Through my time at OEF thus far, I discovered that concepts of criminality, instability, terrorism and general conflict are even messier than I previously imagined. There is no international or common legal definition of terrorism, though some domestic criminal codes, such as the 1995 Australian Criminal Code, and international treaties or organisations will attempt to include examples of terrorist activities as an effort to define terrorism. These include hostage-taking and hijacking. But how then would that be different from piracy and armed robbery at sea, for example, where those very same methods are employed? An answer would be that a terrorist’s goal is primarily political, while criminal activity at sea, particularly in underdeveloped regions with limited or no economic opportunity, is centered on financial gain. That answer doesn’t take us very far, however. How do you define political? How far can “religious extremism”  be termed as “political”? And what about the existence of a crime-terror nexus, where terrorist groups will financially invest in and benefit from certain organised crime groups? An example is the trafficking of Libyan antiquities by ISIS to the Italian mafia, or the Italian mafia adopting “terror” tactics to protest against the anti-mafia drive in Italy of the 1990s.[1] These are all questions that I am faced with at OEF.

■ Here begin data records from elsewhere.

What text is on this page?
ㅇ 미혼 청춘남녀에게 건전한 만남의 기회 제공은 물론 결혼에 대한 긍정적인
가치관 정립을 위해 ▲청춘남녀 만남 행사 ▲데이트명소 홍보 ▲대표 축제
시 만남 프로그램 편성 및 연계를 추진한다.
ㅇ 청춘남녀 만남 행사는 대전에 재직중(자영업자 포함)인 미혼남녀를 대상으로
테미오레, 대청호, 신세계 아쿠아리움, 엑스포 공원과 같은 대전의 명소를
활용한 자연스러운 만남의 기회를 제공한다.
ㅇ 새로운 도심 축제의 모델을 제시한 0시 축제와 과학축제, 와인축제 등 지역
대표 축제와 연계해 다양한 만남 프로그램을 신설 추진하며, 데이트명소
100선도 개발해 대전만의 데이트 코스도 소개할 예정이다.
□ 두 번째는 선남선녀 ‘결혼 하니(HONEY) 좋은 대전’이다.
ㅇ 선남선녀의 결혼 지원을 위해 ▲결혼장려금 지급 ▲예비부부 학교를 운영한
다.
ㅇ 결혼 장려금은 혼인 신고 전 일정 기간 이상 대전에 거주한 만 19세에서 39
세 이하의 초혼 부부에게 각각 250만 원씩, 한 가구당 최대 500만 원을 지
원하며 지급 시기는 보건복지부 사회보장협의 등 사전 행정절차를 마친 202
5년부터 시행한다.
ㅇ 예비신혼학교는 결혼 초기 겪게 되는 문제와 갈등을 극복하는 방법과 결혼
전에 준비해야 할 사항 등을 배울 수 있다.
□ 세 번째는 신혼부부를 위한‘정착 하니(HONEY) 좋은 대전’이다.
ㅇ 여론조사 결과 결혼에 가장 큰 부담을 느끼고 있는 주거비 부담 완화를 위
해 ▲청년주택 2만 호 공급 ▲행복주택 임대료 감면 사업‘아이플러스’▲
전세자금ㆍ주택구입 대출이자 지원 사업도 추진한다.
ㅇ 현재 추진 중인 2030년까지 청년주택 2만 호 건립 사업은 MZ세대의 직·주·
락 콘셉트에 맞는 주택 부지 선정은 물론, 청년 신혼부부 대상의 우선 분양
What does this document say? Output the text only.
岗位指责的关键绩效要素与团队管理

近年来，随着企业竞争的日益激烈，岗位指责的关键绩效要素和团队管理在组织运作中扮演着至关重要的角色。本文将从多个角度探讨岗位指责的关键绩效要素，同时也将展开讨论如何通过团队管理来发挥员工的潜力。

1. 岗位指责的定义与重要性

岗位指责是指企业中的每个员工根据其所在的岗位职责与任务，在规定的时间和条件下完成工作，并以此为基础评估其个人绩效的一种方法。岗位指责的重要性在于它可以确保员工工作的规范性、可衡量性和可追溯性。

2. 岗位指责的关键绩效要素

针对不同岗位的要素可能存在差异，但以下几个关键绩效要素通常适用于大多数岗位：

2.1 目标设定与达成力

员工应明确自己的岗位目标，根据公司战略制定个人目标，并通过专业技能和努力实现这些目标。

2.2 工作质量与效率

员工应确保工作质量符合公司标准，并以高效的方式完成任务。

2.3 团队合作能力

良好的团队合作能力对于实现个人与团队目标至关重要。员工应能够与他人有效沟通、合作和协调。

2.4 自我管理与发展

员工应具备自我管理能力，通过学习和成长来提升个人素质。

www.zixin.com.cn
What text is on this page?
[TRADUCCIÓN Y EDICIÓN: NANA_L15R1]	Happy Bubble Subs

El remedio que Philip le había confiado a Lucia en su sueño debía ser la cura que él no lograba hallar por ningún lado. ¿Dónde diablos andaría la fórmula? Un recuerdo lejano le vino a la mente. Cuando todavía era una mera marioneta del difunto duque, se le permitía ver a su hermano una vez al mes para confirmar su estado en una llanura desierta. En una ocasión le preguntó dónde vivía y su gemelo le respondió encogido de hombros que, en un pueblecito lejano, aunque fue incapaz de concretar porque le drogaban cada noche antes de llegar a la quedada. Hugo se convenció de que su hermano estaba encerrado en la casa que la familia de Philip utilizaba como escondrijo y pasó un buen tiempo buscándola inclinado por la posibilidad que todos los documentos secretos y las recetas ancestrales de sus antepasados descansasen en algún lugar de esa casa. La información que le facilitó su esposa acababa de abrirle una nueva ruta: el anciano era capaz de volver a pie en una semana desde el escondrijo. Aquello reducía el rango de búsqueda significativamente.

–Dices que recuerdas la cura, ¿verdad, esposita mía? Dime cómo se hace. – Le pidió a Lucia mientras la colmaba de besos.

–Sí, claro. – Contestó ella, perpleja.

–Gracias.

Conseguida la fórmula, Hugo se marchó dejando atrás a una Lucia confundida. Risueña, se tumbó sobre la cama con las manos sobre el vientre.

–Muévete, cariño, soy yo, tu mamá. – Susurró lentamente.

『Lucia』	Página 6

As a final observation, a “fun” link that I discovered here between the contemporary terrorist group ISIS and that of the West German terrorists, RAF, is the “marketing strategy” that served both groups well. Ironically, though both anti-capitalist, the groups still engage(d) with branding to attract recruits and attention to their cause.

The film The Baader-Meinhof Complex (2008) on the RAF illustrates this perfectly: Sexually liberated women with heavily made-up eyes and mini-skirts brandishing guns, “exotic” training camps in Yemen, their youthful faces splashed on the front news pages of tabloids, adopting particular styles of talking and writing to facilitate in-group dynamics. Their aesthetic proved so successful that it was appropriated by the fashion industry, which rebranded it as “Prada-Meinhof”, a play on the group’s other name, “Baader-Meinhof”.

Johanna Wokalek as Gudrun Ensslin in The Baader Meinhof Complex (2008), formerly one of Germany’s most feared terrorists.

Similarly, ISIS develop their own brand:  Their “poster girls”, “tastefully accessorized” (as an ISIS blog notes) with AK47s and their fellow gangster Jihadis in Nikes against graying American counterterrorist bureaucrats in suits; Twitter hashtags such as #accomplishmentsofISIS; the mass dissemination of “atrocity porn” with rehearsed beheadings shot in a Hollywoodesque style; filmed “testimonials” of fighters in paradisiac settings on how they found their true selves in ISIS; and even video games.[2] Those are all part of the evolving dimension of terrorism infiltrating the cyberspace, the progress of which we have yet to fully track and understand.

ISIS “poster girls” today. Sources: ISIS Twitter and US Homeland Security website.

[1] Tamara Makarenko and Michael Mesquita, “Categorising the crime-terror nexus in the European Union” (2014) in Global Crime.

[2] Simon Cottee, “The Challenge of Jihadi Cool” (2015) in The Atlantic.